Im Mittelalter wurden Weinpanscher ersäuft, heute will der Markt die satte Frucht und bekommt sie auch: Der EU-Ministerrat hat dem Weinabkommen zwischen der EU und den USA zugestimmt

VON TILL EHRLICH

Der EU-Ministerrat hat am Dienstag dem umstrittenen Weinabkommen zwischen der Europäischen Union und den USA zugestimmt. Als „große Niederlage für die europäischen Winzer und Verbraucher“ wertet der Deutsche Weinbauverband (DWV) die Entscheidung. Und Spitzenwinzer Reinhard Löwenstein von der Mosel verschickte flink E-Mails, in denen er den 20. Dezember zum „schwarzen Dienstag der europäischen Weinkultur“ erklärt. Auch Bundesverbraucherminister Horst Seehofer (CSU) sprach von „Kunstweinen aus den USA“, die den deutschen Markt fortan ungestraft „überschwemmen“ würden.

Da fröstelt Bacchus.
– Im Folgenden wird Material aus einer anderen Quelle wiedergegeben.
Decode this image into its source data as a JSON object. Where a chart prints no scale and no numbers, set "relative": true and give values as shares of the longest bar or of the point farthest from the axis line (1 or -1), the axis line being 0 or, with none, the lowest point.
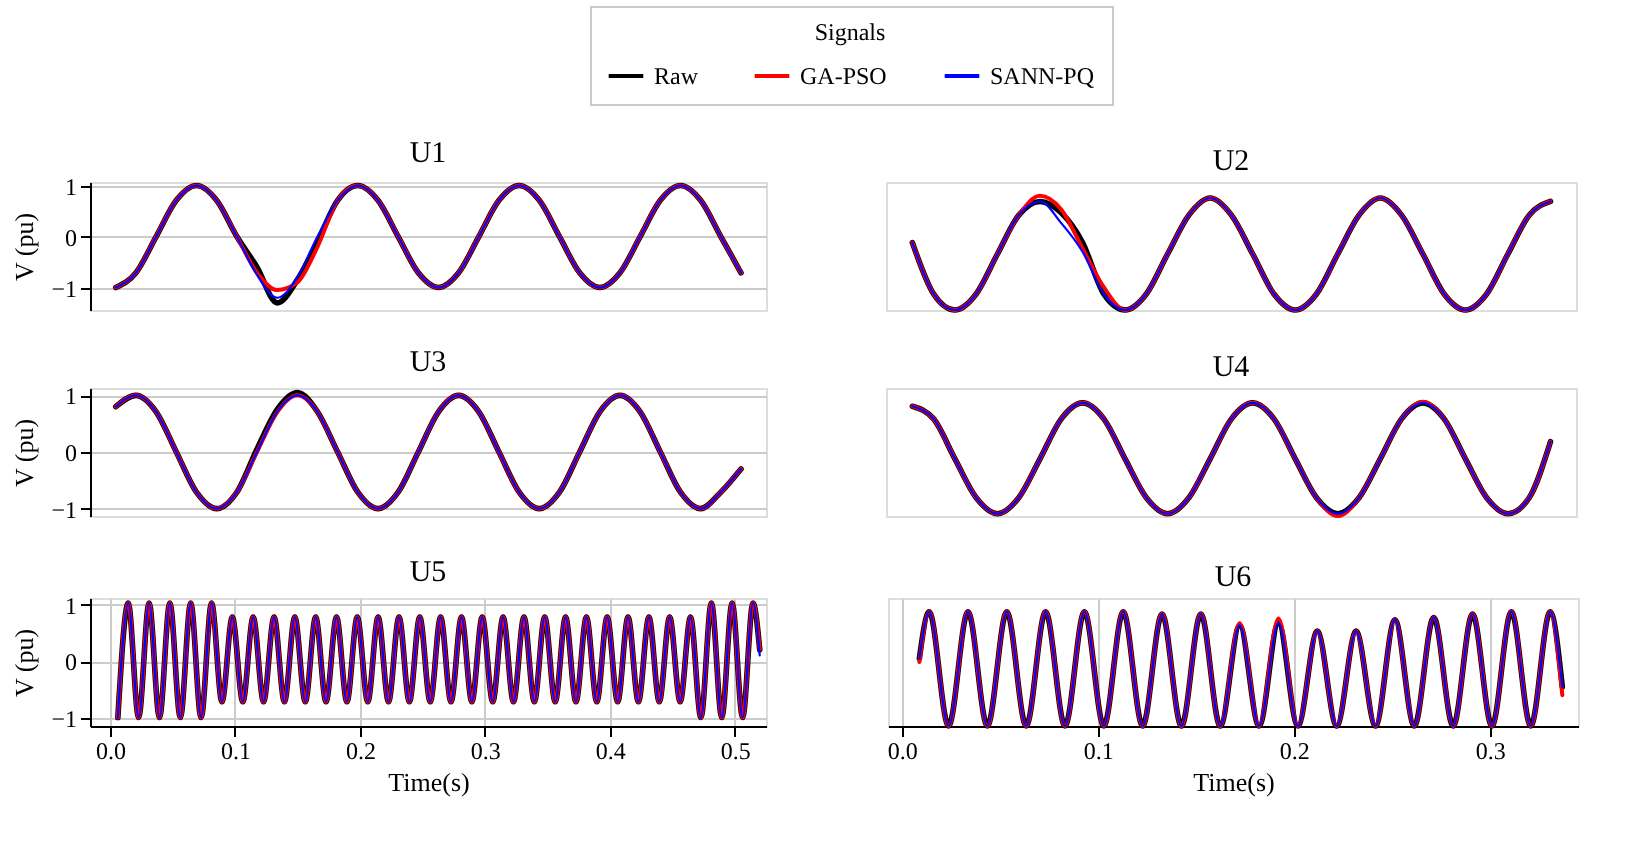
{
  "chart_data": [
    {
      "type": "line",
      "title": "U1",
      "ylabel": "V (pu)",
      "legend_title": "Signals",
      "legend": "top",
      "grid": true,
      "tick_labels": "y",
      "ylim": [
        -1.44,
        1.07
      ],
      "yticks": [
        -1,
        0,
        1
      ],
      "categories": [
        null,
        null,
        null,
        null,
        null,
        null,
        null,
        null,
        null,
        null,
        null,
        null,
        null,
        null,
        null,
        null,
        null,
        null,
        null,
        null,
        null,
        null,
        null,
        null,
        null,
        null,
        null,
        null,
        null,
        null,
        null,
        null
      ],
      "series": [
        {
          "name": "Raw",
          "color": "#000000",
          "values": [
            -1,
            -0.71,
            0,
            0.71,
            1,
            0.71,
            0,
            -0.6,
            -1.3,
            -0.85,
            -0.1,
            0.71,
            1,
            0.71,
            0,
            -0.71,
            -1,
            -0.71,
            0,
            0.71,
            1,
            0.71,
            0,
            -0.71,
            -1,
            -0.71,
            0,
            0.71,
            1,
            0.71,
            0,
            -0.71
          ]
        },
        {
          "name": "GA-PSO",
          "color": "#ff0000",
          "values": [
            -1,
            -0.71,
            0,
            0.71,
            1,
            0.71,
            0,
            -0.71,
            -1.05,
            -0.9,
            -0.2,
            0.71,
            1,
            0.71,
            0,
            -0.71,
            -1,
            -0.71,
            0,
            0.71,
            1,
            0.71,
            0,
            -0.71,
            -1,
            -0.71,
            0,
            0.71,
            1,
            0.71,
            0,
            -0.71
          ]
        },
        {
          "name": "SANN-PQ",
          "color": "#0000ff",
          "values": [
            -1,
            -0.71,
            0,
            0.71,
            1,
            0.71,
            0,
            -0.75,
            -1.2,
            -0.8,
            0,
            0.71,
            1,
            0.71,
            0,
            -0.71,
            -1,
            -0.71,
            0,
            0.71,
            1,
            0.71,
            0,
            -0.71,
            -1,
            -0.71,
            0,
            0.71,
            1,
            0.71,
            0,
            -0.71
          ]
        }
      ]
    },
    {
      "type": "line",
      "title": "U2",
      "relative": true,
      "tick_labels": false,
      "categories": [
        null,
        null,
        null,
        null,
        null,
        null,
        null,
        null,
        null,
        null,
        null,
        null,
        null,
        null,
        null,
        null,
        null,
        null,
        null,
        null,
        null,
        null,
        null,
        null,
        null,
        null,
        null,
        null,
        null,
        null,
        null
      ],
      "series": [
        {
          "color": "#000000",
          "values": [
            0.59,
            0.14,
            0,
            0.14,
            0.49,
            0.83,
            0.95,
            0.85,
            0.59,
            0.14,
            0,
            0.14,
            0.49,
            0.83,
            0.98,
            0.83,
            0.49,
            0.14,
            0,
            0.14,
            0.49,
            0.83,
            0.98,
            0.83,
            0.49,
            0.14,
            0,
            0.14,
            0.49,
            0.83,
            0.95
          ]
        },
        {
          "color": "#ff0000",
          "values": [
            0.59,
            0.14,
            0,
            0.14,
            0.49,
            0.83,
            1,
            0.88,
            0.54,
            0.2,
            0,
            0.14,
            0.49,
            0.83,
            0.98,
            0.83,
            0.49,
            0.14,
            0,
            0.14,
            0.49,
            0.83,
            0.98,
            0.83,
            0.49,
            0.14,
            0,
            0.14,
            0.49,
            0.83,
            0.95
          ]
        },
        {
          "color": "#0000ff",
          "values": [
            0.59,
            0.14,
            0,
            0.14,
            0.49,
            0.83,
            0.95,
            0.76,
            0.51,
            0.14,
            0,
            0.14,
            0.49,
            0.83,
            0.98,
            0.83,
            0.49,
            0.14,
            0,
            0.14,
            0.49,
            0.83,
            0.98,
            0.83,
            0.49,
            0.14,
            0,
            0.14,
            0.49,
            0.83,
            0.95
          ]
        }
      ]
    },
    {
      "type": "line",
      "title": "U3",
      "ylabel": "V (pu)",
      "grid": true,
      "tick_labels": "y",
      "ylim": [
        -1.13,
        1.13
      ],
      "yticks": [
        -1,
        0,
        1
      ],
      "categories": [
        null,
        null,
        null,
        null,
        null,
        null,
        null,
        null,
        null,
        null,
        null,
        null,
        null,
        null,
        null,
        null,
        null,
        null,
        null,
        null,
        null,
        null,
        null,
        null,
        null,
        null,
        null,
        null,
        null,
        null,
        null,
        null
      ],
      "series": [
        {
          "color": "#000000",
          "values": [
            0.8,
            1,
            0.71,
            0,
            -0.71,
            -1,
            -0.71,
            0.05,
            0.75,
            1.05,
            0.71,
            0,
            -0.71,
            -1,
            -0.71,
            0,
            0.71,
            1,
            0.71,
            0,
            -0.71,
            -1,
            -0.71,
            0,
            0.71,
            1,
            0.71,
            0,
            -0.71,
            -1,
            -0.71,
            -0.3
          ]
        },
        {
          "color": "#ff0000",
          "values": [
            0.8,
            1,
            0.71,
            0,
            -0.71,
            -1,
            -0.71,
            0,
            0.7,
            1,
            0.71,
            0,
            -0.71,
            -1,
            -0.71,
            0,
            0.71,
            1,
            0.71,
            0,
            -0.71,
            -1,
            -0.71,
            0,
            0.71,
            1,
            0.71,
            0,
            -0.71,
            -1,
            -0.71,
            -0.3
          ]
        },
        {
          "color": "#0000ff",
          "values": [
            0.8,
            1,
            0.71,
            0,
            -0.71,
            -1,
            -0.71,
            0,
            0.71,
            1,
            0.71,
            0,
            -0.71,
            -1,
            -0.71,
            0,
            0.71,
            1,
            0.71,
            0,
            -0.71,
            -1,
            -0.71,
            0,
            0.71,
            1,
            0.71,
            0,
            -0.71,
            -1,
            -0.71,
            -0.3
          ]
        }
      ]
    },
    {
      "type": "line",
      "title": "U4",
      "relative": true,
      "tick_labels": false,
      "categories": [
        null,
        null,
        null,
        null,
        null,
        null,
        null,
        null,
        null,
        null,
        null,
        null,
        null,
        null,
        null,
        null,
        null,
        null,
        null,
        null,
        null,
        null,
        null,
        null,
        null,
        null,
        null,
        null,
        null,
        null,
        null
      ],
      "series": [
        {
          "color": "#000000",
          "values": [
            0.96,
            0.85,
            0.5,
            0.16,
            0.02,
            0.16,
            0.5,
            0.85,
            0.99,
            0.85,
            0.5,
            0.16,
            0.02,
            0.16,
            0.5,
            0.85,
            0.99,
            0.85,
            0.5,
            0.16,
            0.02,
            0.16,
            0.5,
            0.85,
            0.99,
            0.85,
            0.5,
            0.16,
            0.02,
            0.16,
            0.65
          ]
        },
        {
          "color": "#ff0000",
          "values": [
            0.96,
            0.85,
            0.5,
            0.16,
            0.02,
            0.16,
            0.5,
            0.85,
            0.99,
            0.85,
            0.5,
            0.16,
            0.02,
            0.16,
            0.5,
            0.85,
            0.99,
            0.85,
            0.5,
            0.16,
            0,
            0.16,
            0.5,
            0.85,
            1,
            0.85,
            0.5,
            0.16,
            0.02,
            0.16,
            0.65
          ]
        },
        {
          "color": "#0000ff",
          "values": [
            0.96,
            0.85,
            0.5,
            0.16,
            0.02,
            0.16,
            0.5,
            0.85,
            0.99,
            0.85,
            0.5,
            0.16,
            0.02,
            0.16,
            0.5,
            0.85,
            0.99,
            0.85,
            0.5,
            0.16,
            0.02,
            0.16,
            0.5,
            0.85,
            0.99,
            0.85,
            0.5,
            0.16,
            0.02,
            0.16,
            0.65
          ]
        }
      ]
    },
    {
      "type": "line",
      "title": "U5",
      "ylabel": "V (pu)",
      "xlabel": "Time(s)",
      "grid": true,
      "xlim": [
        -0.016,
        0.525
      ],
      "xticks": [
        {
          "value": 0,
          "label": "0.0"
        },
        0.1,
        0.2,
        0.3,
        0.4,
        0.5
      ],
      "ylim": [
        -1.15,
        1.12
      ],
      "yticks": [
        -1,
        0,
        1
      ],
      "x": [
        0.0063,
        0.0146,
        0.0229,
        0.0313,
        0.0396,
        0.0479,
        0.0563,
        0.0646,
        0.0729,
        0.0813,
        0.0896,
        0.0979,
        0.1063,
        0.1146,
        0.1229,
        0.1313,
        0.1396,
        0.1479,
        0.1563,
        0.1646,
        0.1729,
        0.1813,
        0.1896,
        0.1979,
        0.2063,
        0.2146,
        0.2229,
        0.2313,
        0.2396,
        0.2479,
        0.2563,
        0.2646,
        0.2729,
        0.2813,
        0.2896,
        0.2979,
        0.3063,
        0.3146,
        0.3229,
        0.3313,
        0.3396,
        0.3479,
        0.3563,
        0.3646,
        0.3729,
        0.3813,
        0.3896,
        0.3979,
        0.4063,
        0.4146,
        0.4229,
        0.4313,
        0.4396,
        0.4479,
        0.4563,
        0.4646,
        0.4729,
        0.4813,
        0.4896,
        0.4979,
        0.5063,
        0.5146,
        0.52
      ],
      "series": [
        {
          "color": "#000000",
          "values": [
            -1,
            1.03,
            -1,
            1.03,
            -1,
            1.03,
            -1,
            1.03,
            -1,
            1.03,
            -0.72,
            0.78,
            -0.72,
            0.78,
            -0.72,
            0.78,
            -0.72,
            0.78,
            -0.72,
            0.78,
            -0.72,
            0.78,
            -0.72,
            0.78,
            -0.72,
            0.78,
            -0.72,
            0.78,
            -0.72,
            0.78,
            -0.72,
            0.78,
            -0.72,
            0.78,
            -0.72,
            0.78,
            -0.72,
            0.78,
            -0.72,
            0.78,
            -0.72,
            0.78,
            -0.72,
            0.78,
            -0.72,
            0.78,
            -0.72,
            0.78,
            -0.72,
            0.78,
            -0.72,
            0.78,
            -0.72,
            0.78,
            -0.72,
            0.78,
            -1,
            1.03,
            -1,
            1.03,
            -1,
            1.03,
            0.2
          ]
        },
        {
          "color": "#ff0000",
          "values": [
            -1,
            1.03,
            -1,
            1.03,
            -1,
            1.03,
            -1,
            1.03,
            -1,
            1.03,
            -0.72,
            0.78,
            -0.72,
            0.78,
            -0.72,
            0.78,
            -0.72,
            0.78,
            -0.72,
            0.78,
            -0.72,
            0.78,
            -0.72,
            0.78,
            -0.72,
            0.78,
            -0.72,
            0.78,
            -0.72,
            0.78,
            -0.72,
            0.78,
            -0.72,
            0.78,
            -0.72,
            0.78,
            -0.72,
            0.78,
            -0.72,
            0.78,
            -0.72,
            0.78,
            -0.72,
            0.78,
            -0.72,
            0.78,
            -0.72,
            0.78,
            -0.72,
            0.78,
            -0.72,
            0.78,
            -0.72,
            0.78,
            -0.72,
            0.78,
            -1,
            1.03,
            -1,
            1.03,
            -1,
            1.03,
            0.2
          ]
        },
        {
          "color": "#0000ff",
          "values": [
            -1,
            1.03,
            -1,
            1.03,
            -1,
            1.03,
            -1,
            1.03,
            -1,
            1.03,
            -0.72,
            0.78,
            -0.72,
            0.78,
            -0.72,
            0.78,
            -0.72,
            0.78,
            -0.72,
            0.78,
            -0.72,
            0.78,
            -0.72,
            0.78,
            -0.72,
            0.78,
            -0.72,
            0.78,
            -0.72,
            0.78,
            -0.72,
            0.78,
            -0.72,
            0.78,
            -0.72,
            0.78,
            -0.72,
            0.78,
            -0.72,
            0.78,
            -0.72,
            0.78,
            -0.72,
            0.78,
            -0.72,
            0.78,
            -0.72,
            0.78,
            -0.72,
            0.78,
            -0.72,
            0.78,
            -0.72,
            0.78,
            -0.72,
            0.78,
            -1,
            1.03,
            -1,
            1.03,
            -1,
            1.03,
            0.1
          ]
        }
      ]
    },
    {
      "type": "line",
      "title": "U6",
      "xlabel": "Time(s)",
      "relative": true,
      "grid": "x",
      "tick_labels": "x",
      "xlim": [
        -0.007,
        0.345
      ],
      "xticks": [
        {
          "value": 0,
          "label": "0.0"
        },
        0.1,
        0.2,
        0.3
      ],
      "x": [
        0.009,
        0.014,
        0.0239,
        0.0338,
        0.0437,
        0.0536,
        0.0635,
        0.0734,
        0.0833,
        0.0932,
        0.1031,
        0.113,
        0.1229,
        0.1328,
        0.1427,
        0.1526,
        0.1625,
        0.1724,
        0.1823,
        0.1922,
        0.2021,
        0.212,
        0.2219,
        0.2318,
        0.2417,
        0.2516,
        0.2615,
        0.2714,
        0.2813,
        0.2912,
        0.3011,
        0.311,
        0.3209,
        0.3308,
        0.337
      ],
      "series": [
        {
          "color": "#000000",
          "values": [
            0.59,
            1,
            0,
            1,
            0,
            1,
            0,
            1,
            0,
            1,
            0,
            1,
            0,
            0.98,
            0,
            0.98,
            0,
            0.88,
            0,
            0.9,
            0,
            0.83,
            0,
            0.83,
            0,
            0.93,
            0,
            0.95,
            0,
            0.98,
            0,
            1,
            0,
            1,
            0.34
          ]
        },
        {
          "color": "#ff0000",
          "values": [
            0.56,
            1,
            0,
            1,
            0,
            1,
            0,
            1,
            0,
            1,
            0,
            1,
            0,
            0.98,
            0,
            0.98,
            0,
            0.9,
            0,
            0.94,
            0,
            0.83,
            0,
            0.83,
            0,
            0.93,
            0,
            0.95,
            0,
            0.98,
            0,
            1,
            0,
            1,
            0.27
          ]
        },
        {
          "color": "#0000ff",
          "values": [
            0.59,
            1,
            0,
            1,
            0,
            1,
            0,
            1,
            0,
            1,
            0,
            1,
            0,
            0.98,
            0,
            0.98,
            0,
            0.88,
            0,
            0.9,
            0,
            0.83,
            0,
            0.83,
            0,
            0.93,
            0,
            0.95,
            0,
            0.98,
            0,
            1,
            0,
            1,
            0.34
          ]
        }
      ]
    }
  ]
}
Der amerikanische Heuschreckenkapitalismus greift in seiner Profitgier nach den letzten Tabus unserer abendländischen Kultur. „Die Amerikaner“ schrecken einfach vor nichts zurück. Ausgerechnet der Wein, das heidnische Ursymbol für den Lebenssaft der Natur, den das Christentum im Abendmahl zum Blut Christi umcodierte. Dieser „heilige“ Saft soll nun ungestraft geschändet werden dürfen: Aromatisiert und gefärbt, in seine Bestandteile zerlegt und wieder zusammengesetzt. Und obendrein wollen ihn die Amerikaner noch „nassverbessern“, ihn mit Wasser verdünnen. Die Büchse der Pandora ist damit geöffnet. Dem Mittelalter war der Wein noch heilig, er wurde drastisch verteidigt. Weinpanschern wurden die Hände abgehackt, sie wurden eingemauert oder im gepanschten Wein ersäuft. Danach mag sich in diesen Tagen so mancher deutsche Weinlobbyist im Stillen sehnen.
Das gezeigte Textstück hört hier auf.